Many people have abandonment issues. For adoptees, however, abandonment is not just painful. It can feel like annihilation.
"Only eyes washed by tears can see clearly." - Louis Mann
Staying in denial, while it may be a refuge, hurts everyone involved. Although seeing the truth also hurts, don't parentless children deserve what they truly need? How can society continue pretending that the smiles are genuine simply because it is easier than acknowledging the underlying problems?

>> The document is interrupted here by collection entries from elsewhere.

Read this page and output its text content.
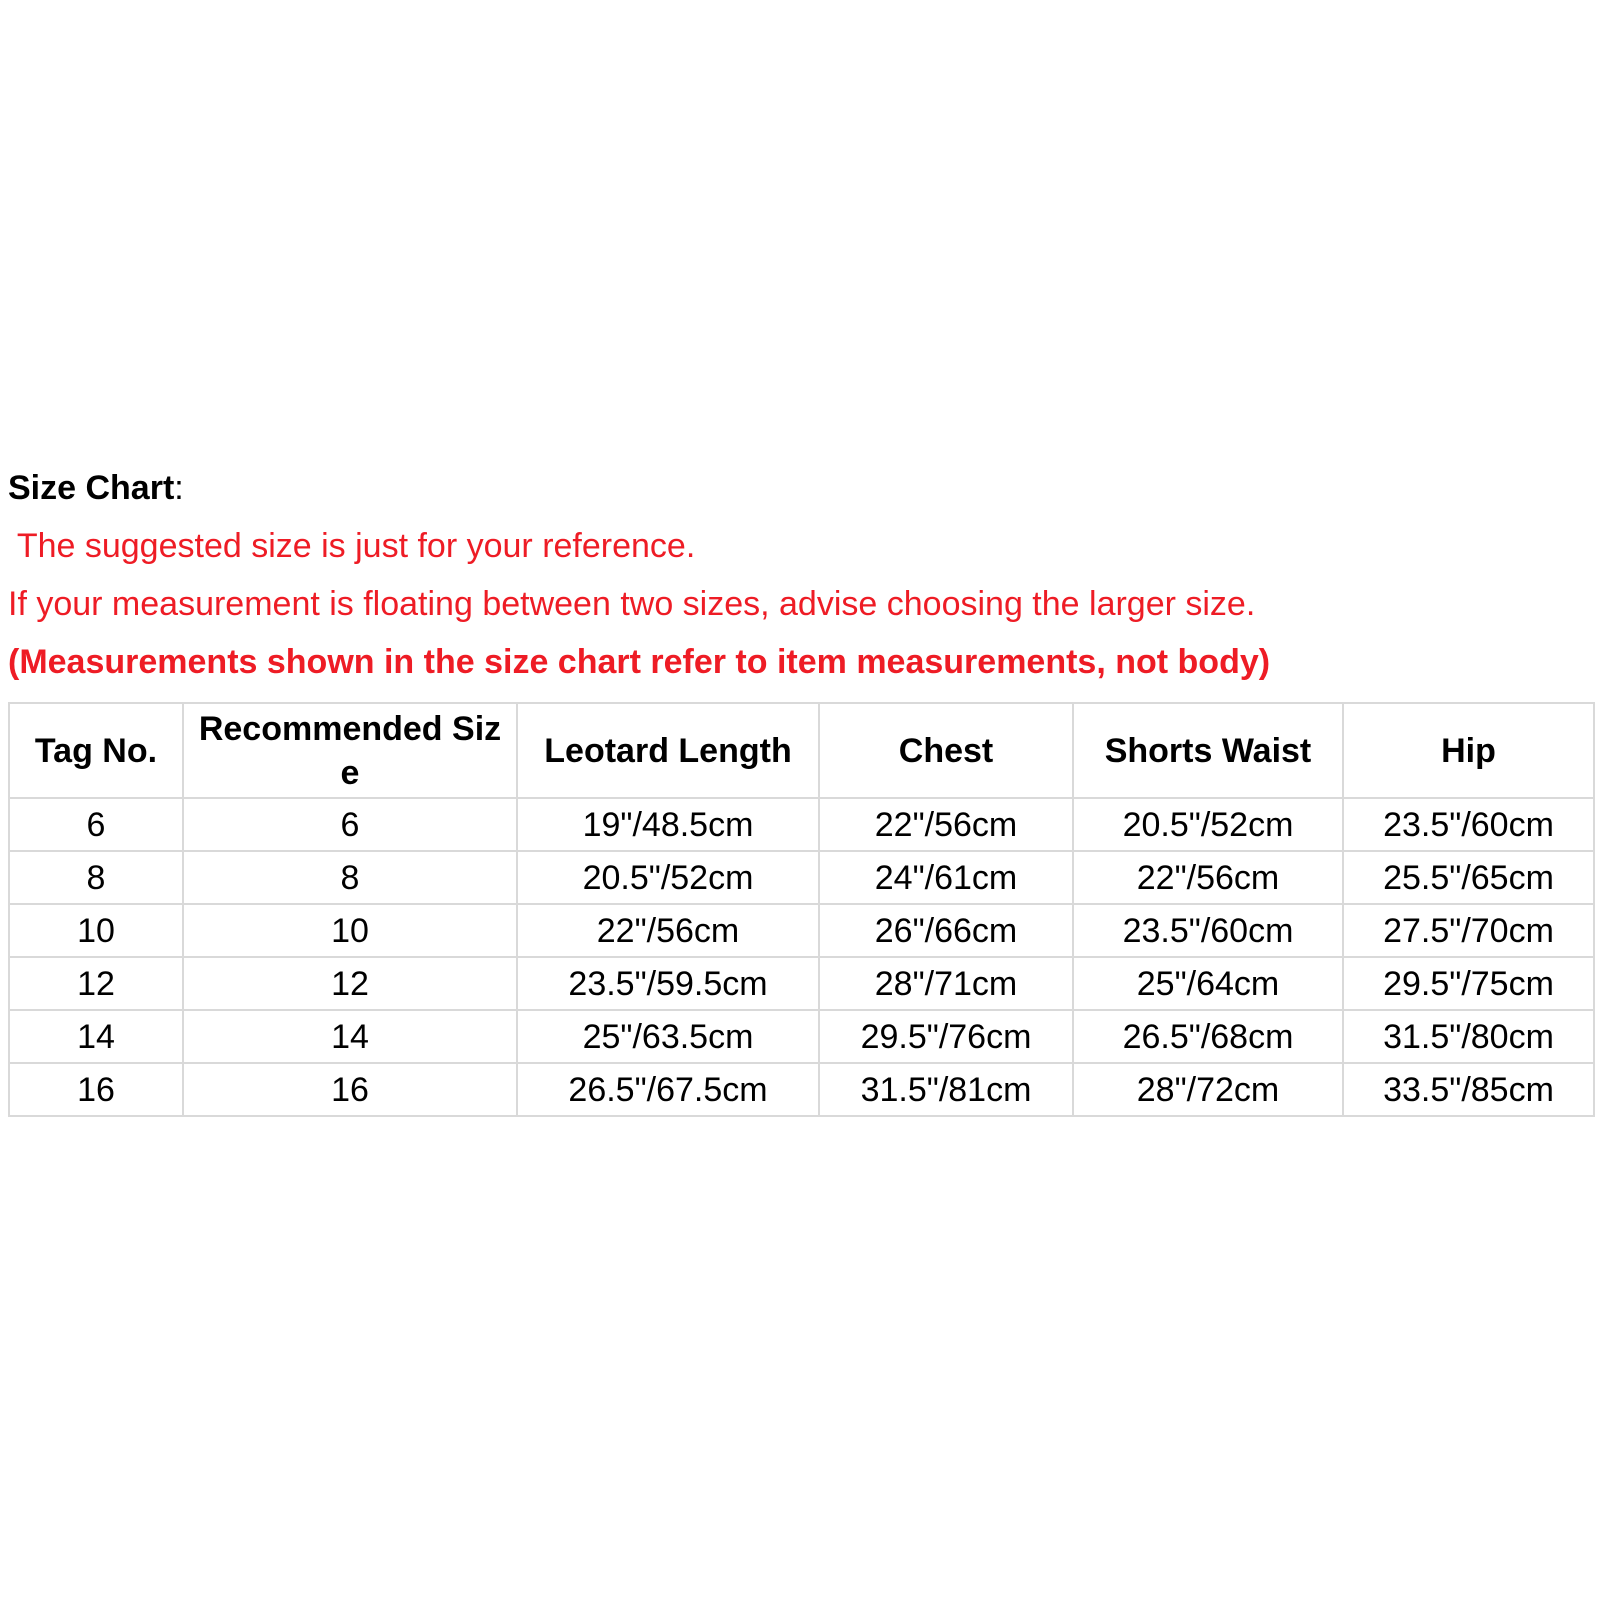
Size Chart:

The suggested size is just for your reference.

If your measurement is floating between two sizes, advise choosing the larger size.

(Measurements shown in the size chart refer to item measurements, not body)

Tag No.	Recommended Size	Leotard Length	Chest	Shorts Waist	Hip
6	6	19"/48.5cm	22"/56cm	20.5"/52cm	23.5"/60cm
8	8	20.5"/52cm	24"/61cm	22"/56cm	25.5"/65cm
10	10	22"/56cm	26"/66cm	23.5"/60cm	27.5"/70cm
12	12	23.5"/59.5cm	28"/71cm	25"/64cm	29.5"/75cm
14	14	25"/63.5cm	29.5"/76cm	26.5"/68cm	31.5"/80cm
16	16	26.5"/67.5cm	31.5"/81cm	28"/72cm	33.5"/85cm
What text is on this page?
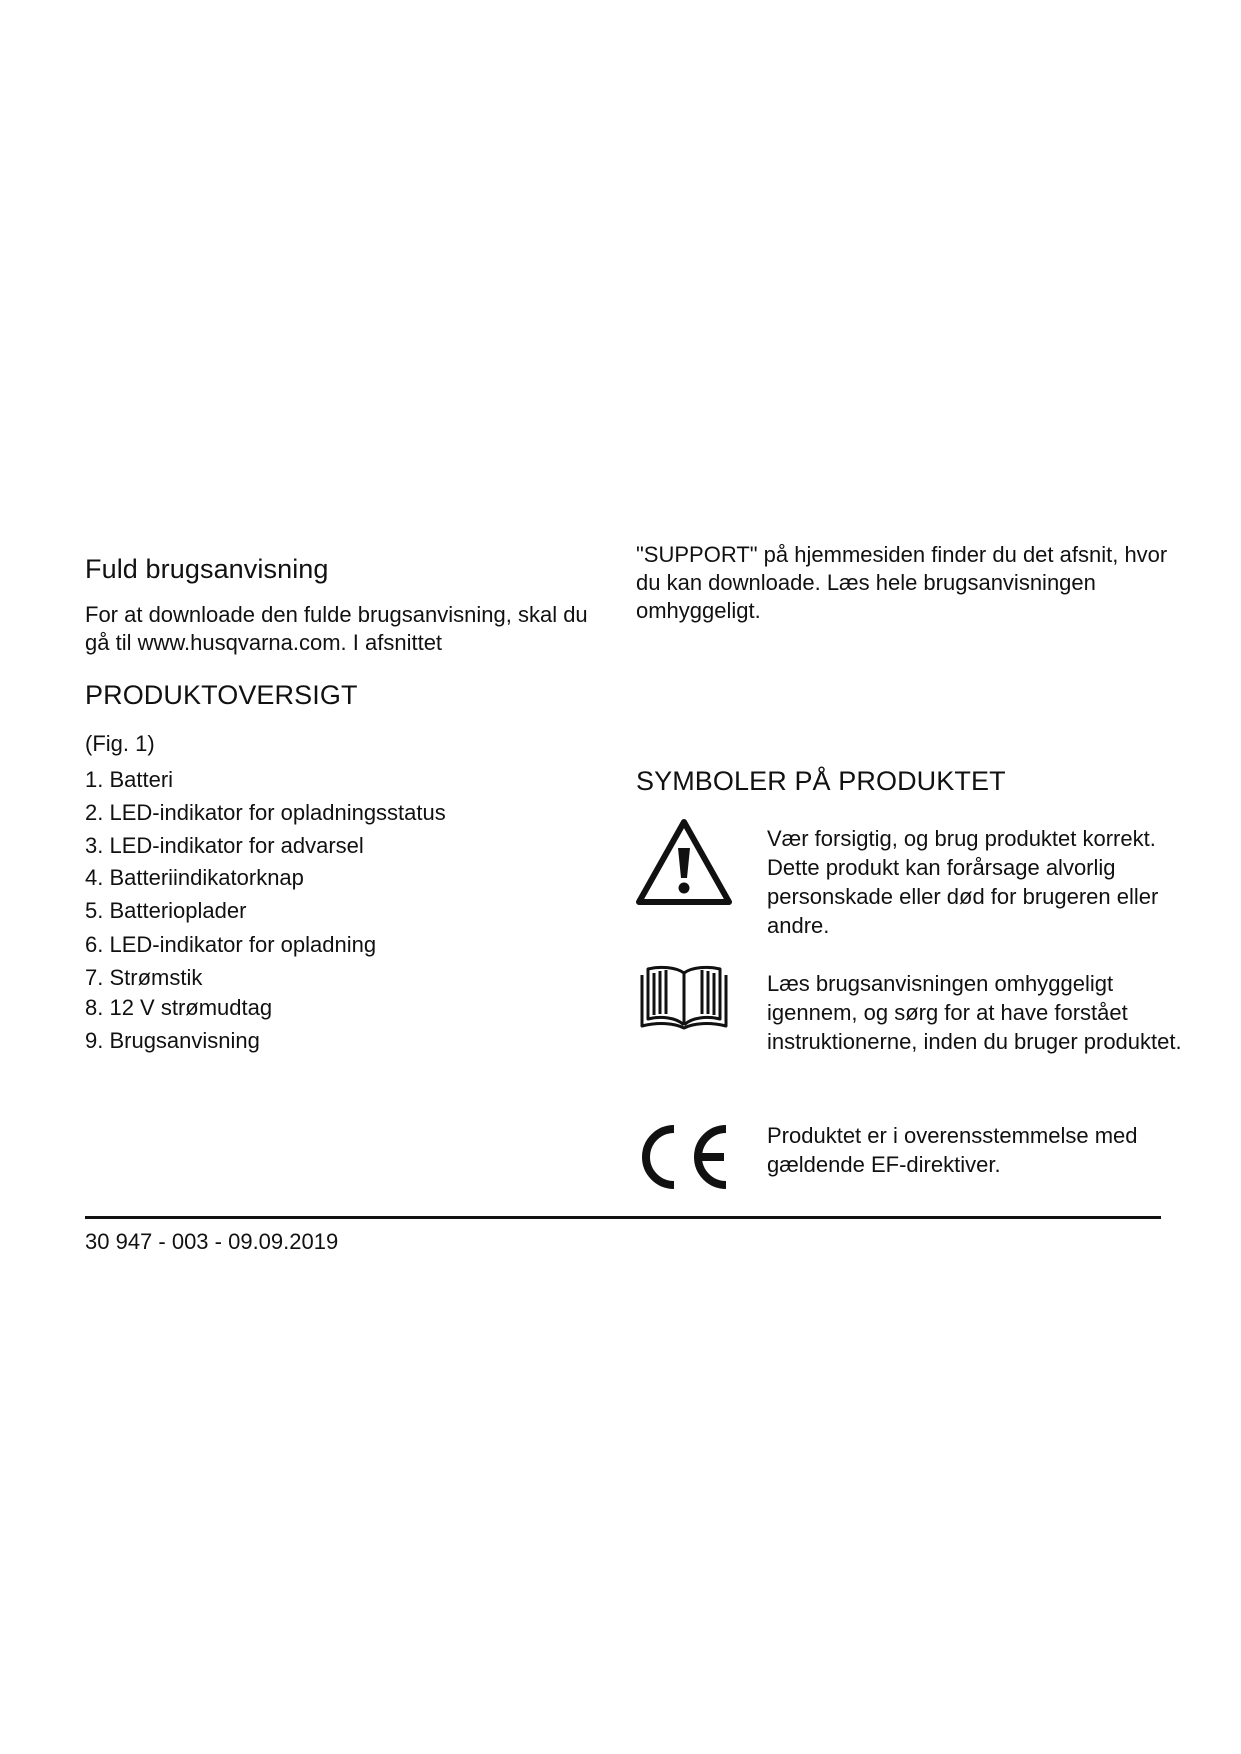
Fuld brugsanvisning
For at downloade den fulde brugsanvisning, skal du gå til www.husqvarna.com. I afsnittet
PRODUKTOVERSIGT
(Fig. 1)
1. Batteri
2. LED-indikator for opladningsstatus
3. LED-indikator for advarsel
4. Batteriindikatorknap
5. Batterioplader
6. LED-indikator for opladning
7. Strømstik
8. 12 V strømudtag
9. Brugsanvisning
"SUPPORT" på hjemmesiden finder du det afsnit, hvor du kan downloade. Læs hele brugsanvisningen omhyggeligt.
SYMBOLER PÅ PRODUKTET
Vær forsigtig, og brug produktet korrekt. Dette produkt kan forårsage alvorlig personskade eller død for brugeren eller andre.
Læs brugsanvisningen omhyggeligt igennem, og sørg for at have forstået instruktionerne, inden du bruger produktet.
Produktet er i overensstemmelse med gældende EF-direktiver.
30 947 - 003 - 09.09.2019
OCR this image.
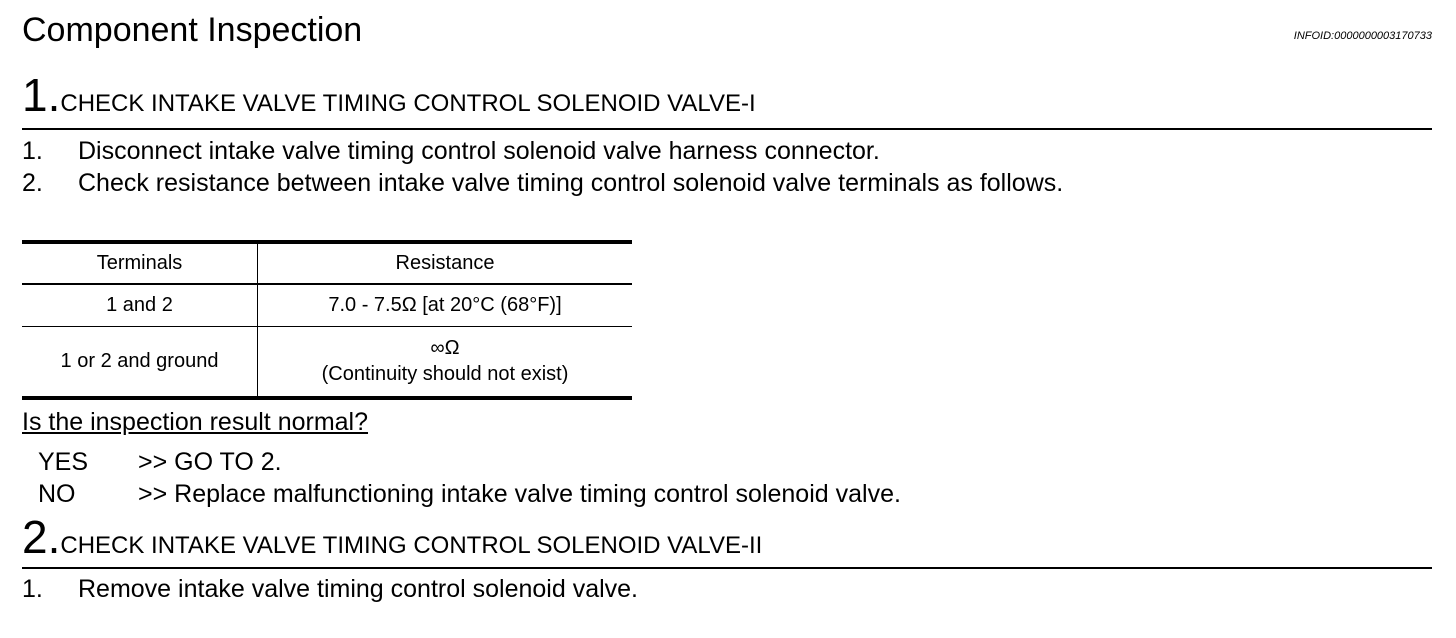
Component Inspection	INFOID:0000000003170733
1.CHECK INTAKE VALVE TIMING CONTROL SOLENOID VALVE-I
1. Disconnect intake valve timing control solenoid valve harness connector.
2. Check resistance between intake valve timing control solenoid valve terminals as follows.
Terminals	Resistance
1 and 2	7.0 - 7.5Ω [at 20°C (68°F)]
1 or 2 and ground	∞Ω
(Continuity should not exist)
Is the inspection result normal?
YES >> GO TO 2.
NO	>> Replace malfunctioning intake valve timing control solenoid valve.
2.CHECK INTAKE VALVE TIMING CONTROL SOLENOID VALVE-II
1. Remove intake valve timing control solenoid valve.
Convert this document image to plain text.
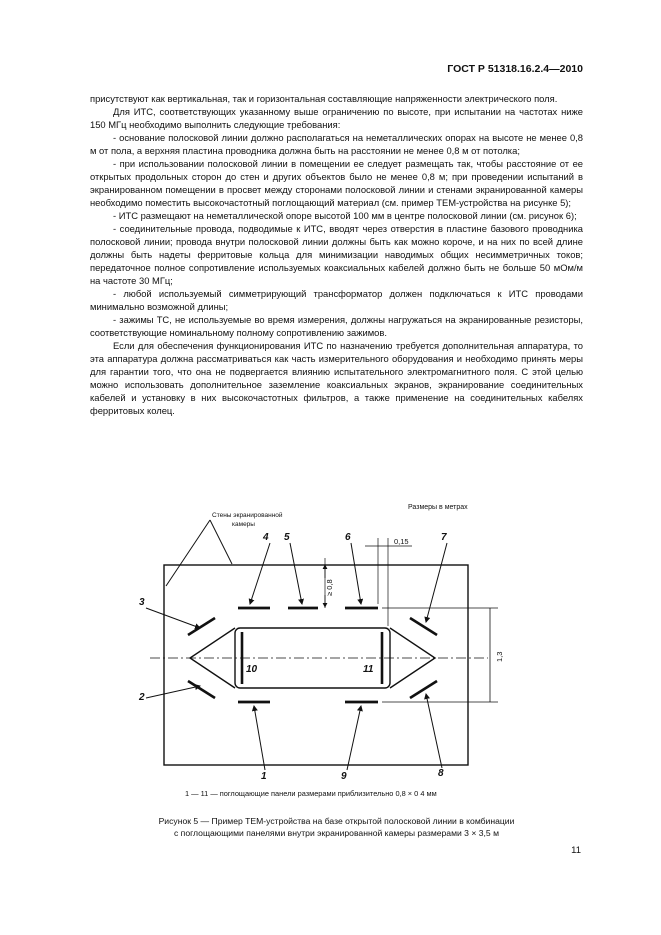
ГОСТ Р 51318.16.2.4—2010

присутствуют как вертикальная, так и горизонтальная составляющие напряженности электрического поля.

Для ИТС, соответствующих указанному выше ограничению по высоте, при испытании на частотах ниже 150 МГц необходимо выполнить следующие требования:

- основание полосковой линии должно располагаться на неметаллических опорах на высоте не менее 0,8 м от пола, а верхняя пластина проводника должна быть на расстоянии не менее 0,8 м от потолка;

- при использовании полосковой линии в помещении ее следует размещать так, чтобы расстояние от ее открытых продольных сторон до стен и других объектов было не менее 0,8 м; при проведении испытаний в экранированном помещении в просвет между сторонами полосковой линии и стенами экранированной камеры необходимо поместить высокочастотный поглощающий материал (см. пример ТЕМ-устройства на рисунке 5);

- ИТС размещают на неметаллической опоре высотой 100 мм в центре полосковой линии (см. рисунок 6);

- соединительные провода, подводимые к ИТС, вводят через отверстия в пластине базового проводника полосковой линии; провода внутри полосковой линии должны быть как можно короче, и на них по всей длине должны быть надеты ферритовые кольца для минимизации наводимых общих несимметричных токов; передаточное полное сопротивление используемых коаксиальных кабелей должно быть не больше 50 мОм/м на частоте 30 МГц;

- любой используемый симметрирующий трансформатор должен подключаться к ИТС проводами минимально возможной длины;

- зажимы ТС, не используемые во время измерения, должны нагружаться на экранированные резисторы, соответствующие номинальному полному сопротивлению зажимов.

Если для обеспечения функционирования ИТС по назначению требуется дополнительная аппаратура, то эта аппаратура должна рассматриваться как часть измерительного оборудования и необходимо принять меры для гарантии того, что она не подвергается влиянию испытательного электромагнитного поля. С этой целью можно использовать дополнительное заземление коаксиальных экранов, экранирование соединительных кабелей и установку в них высокочастотных фильтров, а также применение на соединительных кабелях ферритовых колец.

4 5	6	7
3
2
10	11
1	9	8
Стены экранированной
камеры
Размеры в метрах
0,15
≥ 0,8
1,3
1 — 11 — поглощающие панели размерами приблизительно 0,8 × 0 4 мм
Рисунок 5 — Пример ТЕМ-устройства на базе открытой полосковой линии в комбинации
с поглощающими панелями внутри экранированной камеры размерами 3 × 3,5 м
11
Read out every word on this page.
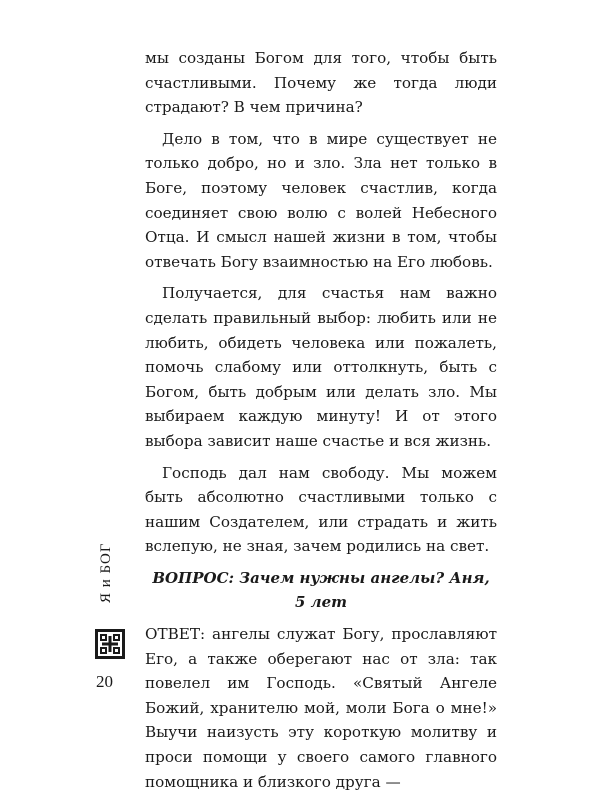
мы созданы Богом для того, чтобы быть счастливыми. Почему же тогда люди страдают? В чем причина?

Дело в том, что в мире существует не только добро, но и зло. Зла нет только в Боге, поэтому человек счастлив, когда соединяет свою волю с волей Небесного Отца. И смысл нашей жизни в том, чтобы отвечать Богу взаимностью на Его любовь.

Получается, для счастья нам важно сделать правильный выбор: любить или не любить, обидеть человека или пожалеть, помочь слабому или оттолкнуть, быть с Богом, быть добрым или делать зло. Мы выбираем каждую минуту! И от этого выбора зависит наше счастье и вся жизнь.

Господь дал нам свободу. Мы можем быть абсолютно счастливыми только с нашим Создателем, или страдать и жить вслепую, не зная, зачем родились на свет.

ВОПРОС: Зачем нужны ангелы? Аня, 5 лет

ОТВЕТ: ангелы служат Богу, прославляют Его, а также оберегают нас от зла: так повелел им Господь. «Святый Ангеле Божий, хранителю мой, моли Бога о мне!» Выучи наизусть эту короткую молитву и проси помощи у своего самого главного помощника и близкого друга —

Я и БОГ
20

For those who genuinely care about these children and want to take that first step toward seeing clearly, start with one of Betty Jean Lifton's books, such as Journey of the Adopted Self or Nancy Verrier's The Primal Wound. They offer insight into the issues of adoptees, adoptive parents, and of mothers who have lost children to adoption. Such knowledge and understanding can open our minds and hearts to alternatives that are even better than adoption.
Smiling adoptees
Despite all these traumas and issues, adoptees smile. We smile to hide a world of hurt that neither we nor the rest of the world want to face. We smile because the world needs us to smile. They need to believe they are doing the right thing for us, to forget those silly "issues," and call us "happy." By smiling, we help them do that.
Next time you encounter a "happy" and "grateful" adoptee who had "wonderful" adoptive parents and a "wonderful" life, look a little closer. Play a game with yourself and see if you can recognize anything you've read here.